Elwin juga berharap instansi terkait di lingkungan Pemerintah Provinsi Riau dan Dinas Tenaga Kerja serta Transmigrasi turun tangan melakukan pengawasan dan penindakan demi mencegah terulangnya perlakuan yang merugikan tenaga kerja di lingkungan usaha sejenis.
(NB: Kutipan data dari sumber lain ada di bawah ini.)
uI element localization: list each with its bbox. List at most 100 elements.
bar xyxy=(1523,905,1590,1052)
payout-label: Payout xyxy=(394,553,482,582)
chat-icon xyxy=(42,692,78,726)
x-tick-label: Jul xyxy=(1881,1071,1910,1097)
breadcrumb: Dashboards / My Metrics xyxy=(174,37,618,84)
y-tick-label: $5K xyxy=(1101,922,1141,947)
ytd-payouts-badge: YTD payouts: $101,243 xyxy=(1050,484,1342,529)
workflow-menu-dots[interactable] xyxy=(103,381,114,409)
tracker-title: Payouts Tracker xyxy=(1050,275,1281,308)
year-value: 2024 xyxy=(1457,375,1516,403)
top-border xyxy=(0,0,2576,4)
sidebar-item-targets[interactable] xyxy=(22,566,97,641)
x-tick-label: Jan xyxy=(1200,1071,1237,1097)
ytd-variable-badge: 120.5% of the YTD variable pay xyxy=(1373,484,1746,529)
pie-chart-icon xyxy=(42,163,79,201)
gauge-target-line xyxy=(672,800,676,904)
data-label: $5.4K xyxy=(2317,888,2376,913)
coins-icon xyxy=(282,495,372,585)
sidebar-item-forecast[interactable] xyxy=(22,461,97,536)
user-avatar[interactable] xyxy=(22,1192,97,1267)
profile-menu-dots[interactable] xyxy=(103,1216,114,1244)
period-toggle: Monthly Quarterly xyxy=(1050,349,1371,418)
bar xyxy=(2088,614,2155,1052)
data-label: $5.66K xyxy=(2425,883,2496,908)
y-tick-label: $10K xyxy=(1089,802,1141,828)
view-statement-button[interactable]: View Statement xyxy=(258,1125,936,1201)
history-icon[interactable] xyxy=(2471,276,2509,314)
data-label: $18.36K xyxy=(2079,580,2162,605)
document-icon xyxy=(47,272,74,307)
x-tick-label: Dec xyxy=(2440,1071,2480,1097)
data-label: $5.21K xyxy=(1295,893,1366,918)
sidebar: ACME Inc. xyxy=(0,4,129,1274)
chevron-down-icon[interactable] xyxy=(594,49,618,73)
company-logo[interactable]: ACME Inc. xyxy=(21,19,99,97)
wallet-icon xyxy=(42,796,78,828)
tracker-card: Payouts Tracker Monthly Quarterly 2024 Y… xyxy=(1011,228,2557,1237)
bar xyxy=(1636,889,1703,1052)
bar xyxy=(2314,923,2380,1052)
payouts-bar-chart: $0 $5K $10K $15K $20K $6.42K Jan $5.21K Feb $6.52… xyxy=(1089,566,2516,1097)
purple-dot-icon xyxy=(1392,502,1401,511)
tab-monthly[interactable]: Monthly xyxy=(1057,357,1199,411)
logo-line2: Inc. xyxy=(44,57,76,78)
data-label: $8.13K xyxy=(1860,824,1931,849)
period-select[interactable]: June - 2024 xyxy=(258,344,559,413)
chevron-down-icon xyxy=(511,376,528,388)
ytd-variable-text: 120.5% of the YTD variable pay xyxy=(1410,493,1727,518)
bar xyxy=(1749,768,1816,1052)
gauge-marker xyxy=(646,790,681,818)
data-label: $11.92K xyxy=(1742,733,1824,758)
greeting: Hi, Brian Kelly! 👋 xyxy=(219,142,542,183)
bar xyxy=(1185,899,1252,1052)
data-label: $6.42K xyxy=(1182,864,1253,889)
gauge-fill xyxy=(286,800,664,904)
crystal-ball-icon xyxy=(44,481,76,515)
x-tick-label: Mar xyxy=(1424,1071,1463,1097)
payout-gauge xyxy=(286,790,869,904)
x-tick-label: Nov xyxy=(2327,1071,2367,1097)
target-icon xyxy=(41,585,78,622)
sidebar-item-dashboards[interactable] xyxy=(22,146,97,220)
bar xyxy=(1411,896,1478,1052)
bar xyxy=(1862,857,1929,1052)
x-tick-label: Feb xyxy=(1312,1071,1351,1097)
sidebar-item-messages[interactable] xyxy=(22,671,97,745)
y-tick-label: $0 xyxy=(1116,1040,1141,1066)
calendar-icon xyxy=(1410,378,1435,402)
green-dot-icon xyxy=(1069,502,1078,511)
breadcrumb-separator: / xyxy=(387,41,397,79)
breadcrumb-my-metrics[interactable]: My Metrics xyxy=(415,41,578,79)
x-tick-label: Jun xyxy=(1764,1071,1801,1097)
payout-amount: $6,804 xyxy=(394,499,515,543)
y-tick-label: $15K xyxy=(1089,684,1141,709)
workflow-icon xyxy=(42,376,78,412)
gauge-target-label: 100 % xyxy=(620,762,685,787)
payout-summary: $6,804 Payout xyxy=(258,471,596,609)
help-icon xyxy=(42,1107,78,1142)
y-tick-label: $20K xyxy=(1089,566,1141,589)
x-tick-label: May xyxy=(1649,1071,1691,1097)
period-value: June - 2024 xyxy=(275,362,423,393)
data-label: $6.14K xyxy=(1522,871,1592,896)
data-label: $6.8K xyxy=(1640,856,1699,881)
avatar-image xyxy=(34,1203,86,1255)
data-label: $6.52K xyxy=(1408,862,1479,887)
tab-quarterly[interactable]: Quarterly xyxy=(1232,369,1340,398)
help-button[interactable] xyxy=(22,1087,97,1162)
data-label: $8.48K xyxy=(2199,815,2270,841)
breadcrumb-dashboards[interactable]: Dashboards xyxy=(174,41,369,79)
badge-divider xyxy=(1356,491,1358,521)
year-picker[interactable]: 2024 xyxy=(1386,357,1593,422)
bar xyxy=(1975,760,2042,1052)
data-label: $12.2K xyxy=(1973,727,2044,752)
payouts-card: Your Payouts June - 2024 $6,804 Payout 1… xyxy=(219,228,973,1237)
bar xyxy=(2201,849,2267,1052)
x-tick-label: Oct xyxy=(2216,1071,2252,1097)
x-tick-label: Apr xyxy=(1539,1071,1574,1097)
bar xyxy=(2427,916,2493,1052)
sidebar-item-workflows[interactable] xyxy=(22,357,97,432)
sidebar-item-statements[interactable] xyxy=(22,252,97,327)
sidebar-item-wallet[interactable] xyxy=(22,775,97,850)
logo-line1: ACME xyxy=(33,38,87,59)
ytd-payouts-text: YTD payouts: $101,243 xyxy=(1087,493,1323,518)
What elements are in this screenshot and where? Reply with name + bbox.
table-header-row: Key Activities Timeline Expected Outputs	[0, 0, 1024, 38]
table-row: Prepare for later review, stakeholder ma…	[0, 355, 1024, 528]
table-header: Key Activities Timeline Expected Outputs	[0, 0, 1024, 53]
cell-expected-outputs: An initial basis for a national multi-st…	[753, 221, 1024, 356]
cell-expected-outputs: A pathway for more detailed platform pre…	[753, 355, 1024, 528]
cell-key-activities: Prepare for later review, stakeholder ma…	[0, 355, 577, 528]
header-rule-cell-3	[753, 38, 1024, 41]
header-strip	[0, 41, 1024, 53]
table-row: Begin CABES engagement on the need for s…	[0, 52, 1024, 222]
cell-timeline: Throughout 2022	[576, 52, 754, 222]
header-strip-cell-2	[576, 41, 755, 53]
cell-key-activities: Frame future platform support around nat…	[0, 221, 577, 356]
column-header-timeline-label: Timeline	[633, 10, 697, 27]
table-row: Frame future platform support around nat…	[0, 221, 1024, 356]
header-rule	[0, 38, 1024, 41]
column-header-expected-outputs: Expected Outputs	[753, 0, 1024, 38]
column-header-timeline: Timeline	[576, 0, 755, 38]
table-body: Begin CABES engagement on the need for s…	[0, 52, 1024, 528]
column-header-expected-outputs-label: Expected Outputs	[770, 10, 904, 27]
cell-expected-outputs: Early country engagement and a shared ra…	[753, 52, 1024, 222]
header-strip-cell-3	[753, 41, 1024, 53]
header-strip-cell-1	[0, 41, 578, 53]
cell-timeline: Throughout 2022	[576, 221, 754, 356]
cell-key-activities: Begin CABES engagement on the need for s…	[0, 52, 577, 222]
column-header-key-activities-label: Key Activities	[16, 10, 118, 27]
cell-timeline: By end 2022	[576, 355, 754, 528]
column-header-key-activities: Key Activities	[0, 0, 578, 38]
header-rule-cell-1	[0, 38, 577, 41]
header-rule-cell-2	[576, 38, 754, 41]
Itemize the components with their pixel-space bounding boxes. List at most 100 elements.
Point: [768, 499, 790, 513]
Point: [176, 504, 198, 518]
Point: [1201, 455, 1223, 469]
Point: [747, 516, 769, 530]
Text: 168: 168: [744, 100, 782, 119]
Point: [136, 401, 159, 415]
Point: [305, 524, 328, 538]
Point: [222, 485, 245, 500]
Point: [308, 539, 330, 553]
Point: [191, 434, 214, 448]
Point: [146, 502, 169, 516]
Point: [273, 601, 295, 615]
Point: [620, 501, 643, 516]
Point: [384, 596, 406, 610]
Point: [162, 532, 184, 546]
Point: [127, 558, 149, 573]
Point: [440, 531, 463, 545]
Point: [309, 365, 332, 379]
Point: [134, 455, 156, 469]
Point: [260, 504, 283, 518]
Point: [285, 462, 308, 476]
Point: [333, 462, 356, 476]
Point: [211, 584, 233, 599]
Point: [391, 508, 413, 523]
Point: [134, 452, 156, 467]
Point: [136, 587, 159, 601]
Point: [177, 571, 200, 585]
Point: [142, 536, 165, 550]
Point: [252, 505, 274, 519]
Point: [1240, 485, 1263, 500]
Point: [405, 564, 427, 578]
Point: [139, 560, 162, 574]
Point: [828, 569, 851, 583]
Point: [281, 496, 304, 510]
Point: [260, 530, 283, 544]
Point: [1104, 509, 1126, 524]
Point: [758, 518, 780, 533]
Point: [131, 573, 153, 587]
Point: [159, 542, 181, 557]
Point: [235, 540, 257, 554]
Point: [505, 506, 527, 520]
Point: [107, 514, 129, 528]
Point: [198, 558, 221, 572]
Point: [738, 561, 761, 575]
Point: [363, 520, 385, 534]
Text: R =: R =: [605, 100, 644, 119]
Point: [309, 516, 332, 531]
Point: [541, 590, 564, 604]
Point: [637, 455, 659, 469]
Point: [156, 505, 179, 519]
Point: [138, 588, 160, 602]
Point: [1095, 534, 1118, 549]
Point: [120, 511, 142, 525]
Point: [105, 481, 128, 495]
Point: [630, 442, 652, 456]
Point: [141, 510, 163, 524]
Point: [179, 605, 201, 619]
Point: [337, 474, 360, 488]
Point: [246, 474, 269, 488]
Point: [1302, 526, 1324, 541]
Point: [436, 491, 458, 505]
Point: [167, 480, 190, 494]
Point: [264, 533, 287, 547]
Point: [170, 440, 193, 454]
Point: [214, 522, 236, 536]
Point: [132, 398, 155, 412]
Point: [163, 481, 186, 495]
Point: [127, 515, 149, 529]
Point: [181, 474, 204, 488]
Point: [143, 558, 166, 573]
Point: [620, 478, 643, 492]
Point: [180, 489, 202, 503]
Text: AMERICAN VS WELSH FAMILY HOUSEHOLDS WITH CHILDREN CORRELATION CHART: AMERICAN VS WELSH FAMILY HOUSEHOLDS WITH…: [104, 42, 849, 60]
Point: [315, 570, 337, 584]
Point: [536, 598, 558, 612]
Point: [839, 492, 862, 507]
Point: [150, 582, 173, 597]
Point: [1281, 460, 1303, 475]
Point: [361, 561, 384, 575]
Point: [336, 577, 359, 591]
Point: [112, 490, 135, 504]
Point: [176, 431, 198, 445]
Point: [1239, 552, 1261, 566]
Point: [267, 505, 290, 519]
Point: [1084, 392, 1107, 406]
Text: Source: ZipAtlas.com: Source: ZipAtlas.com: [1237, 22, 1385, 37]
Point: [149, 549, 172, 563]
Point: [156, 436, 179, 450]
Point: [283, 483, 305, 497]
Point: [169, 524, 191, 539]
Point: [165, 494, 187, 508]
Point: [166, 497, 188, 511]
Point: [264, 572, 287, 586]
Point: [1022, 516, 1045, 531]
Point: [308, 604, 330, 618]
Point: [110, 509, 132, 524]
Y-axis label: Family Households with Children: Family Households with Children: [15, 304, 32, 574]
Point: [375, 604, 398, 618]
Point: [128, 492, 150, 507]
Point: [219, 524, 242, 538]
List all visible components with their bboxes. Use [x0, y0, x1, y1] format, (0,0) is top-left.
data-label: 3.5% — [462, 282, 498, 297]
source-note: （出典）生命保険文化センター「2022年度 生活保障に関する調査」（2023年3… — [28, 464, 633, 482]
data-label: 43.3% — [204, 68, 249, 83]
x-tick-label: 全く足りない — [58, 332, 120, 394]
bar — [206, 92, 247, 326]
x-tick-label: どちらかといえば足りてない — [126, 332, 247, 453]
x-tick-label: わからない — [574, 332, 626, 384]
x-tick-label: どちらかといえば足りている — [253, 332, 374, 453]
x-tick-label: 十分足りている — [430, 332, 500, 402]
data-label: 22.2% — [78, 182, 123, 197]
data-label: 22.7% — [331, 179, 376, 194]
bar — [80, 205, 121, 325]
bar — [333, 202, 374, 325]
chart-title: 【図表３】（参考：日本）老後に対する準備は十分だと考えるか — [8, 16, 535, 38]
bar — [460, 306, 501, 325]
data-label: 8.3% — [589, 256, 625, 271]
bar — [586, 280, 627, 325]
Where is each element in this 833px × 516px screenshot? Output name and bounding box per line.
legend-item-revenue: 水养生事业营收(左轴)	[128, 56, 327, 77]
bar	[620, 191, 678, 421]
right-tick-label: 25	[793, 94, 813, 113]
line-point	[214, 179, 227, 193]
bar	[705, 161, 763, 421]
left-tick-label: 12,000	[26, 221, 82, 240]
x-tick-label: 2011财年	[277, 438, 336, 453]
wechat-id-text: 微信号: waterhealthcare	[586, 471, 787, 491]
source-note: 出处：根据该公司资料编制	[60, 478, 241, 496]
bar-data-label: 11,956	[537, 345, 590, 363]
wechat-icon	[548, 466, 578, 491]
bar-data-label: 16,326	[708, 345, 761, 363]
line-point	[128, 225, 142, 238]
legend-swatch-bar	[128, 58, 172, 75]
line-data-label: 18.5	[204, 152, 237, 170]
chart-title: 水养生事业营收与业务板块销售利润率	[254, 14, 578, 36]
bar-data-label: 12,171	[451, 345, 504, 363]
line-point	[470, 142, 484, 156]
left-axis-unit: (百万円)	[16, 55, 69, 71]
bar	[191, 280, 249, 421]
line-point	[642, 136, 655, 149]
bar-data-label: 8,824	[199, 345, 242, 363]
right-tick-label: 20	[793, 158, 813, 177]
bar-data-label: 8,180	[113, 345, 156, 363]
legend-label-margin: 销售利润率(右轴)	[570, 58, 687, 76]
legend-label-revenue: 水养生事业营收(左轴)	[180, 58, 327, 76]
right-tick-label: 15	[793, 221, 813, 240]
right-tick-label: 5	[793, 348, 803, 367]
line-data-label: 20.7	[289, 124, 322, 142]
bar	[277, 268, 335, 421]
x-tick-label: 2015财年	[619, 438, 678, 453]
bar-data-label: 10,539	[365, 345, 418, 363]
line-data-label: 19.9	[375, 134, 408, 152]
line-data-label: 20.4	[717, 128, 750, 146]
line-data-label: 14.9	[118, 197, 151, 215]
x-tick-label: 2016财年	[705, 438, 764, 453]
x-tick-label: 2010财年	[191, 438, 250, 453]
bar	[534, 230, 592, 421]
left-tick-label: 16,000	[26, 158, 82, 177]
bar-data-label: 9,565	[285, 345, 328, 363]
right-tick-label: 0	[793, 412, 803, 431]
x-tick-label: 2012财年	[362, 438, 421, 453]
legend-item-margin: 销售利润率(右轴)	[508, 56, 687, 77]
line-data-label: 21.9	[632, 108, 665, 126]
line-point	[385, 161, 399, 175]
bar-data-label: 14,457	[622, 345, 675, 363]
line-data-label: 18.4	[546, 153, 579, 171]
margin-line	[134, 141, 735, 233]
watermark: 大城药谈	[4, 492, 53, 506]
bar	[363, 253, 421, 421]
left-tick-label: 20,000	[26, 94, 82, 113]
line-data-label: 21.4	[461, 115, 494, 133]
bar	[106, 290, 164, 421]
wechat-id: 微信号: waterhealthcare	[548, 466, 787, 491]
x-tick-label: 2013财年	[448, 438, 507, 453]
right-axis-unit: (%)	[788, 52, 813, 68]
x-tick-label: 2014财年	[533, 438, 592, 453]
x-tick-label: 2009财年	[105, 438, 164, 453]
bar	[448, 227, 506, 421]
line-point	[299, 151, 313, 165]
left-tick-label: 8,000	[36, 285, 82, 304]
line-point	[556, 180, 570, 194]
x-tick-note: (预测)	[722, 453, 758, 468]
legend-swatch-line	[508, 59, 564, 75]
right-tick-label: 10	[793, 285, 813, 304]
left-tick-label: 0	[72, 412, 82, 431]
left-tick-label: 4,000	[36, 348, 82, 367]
Ia juga berharap Dinas Tenaga Kerja dan Transmigrasi Kota Pekanbaru serta instansi pengawas terkait turun tangan melakukan pemeriksaan dan pengawasan agar kasus serupa tidak menimpa pekerja lain di lingkungan usaha tersebut maupun di wilayah Provinsi Riau.
Sumber:
Lembaga Bantuan Hukum Perjuangan Adil Indonesia – DPD Riau.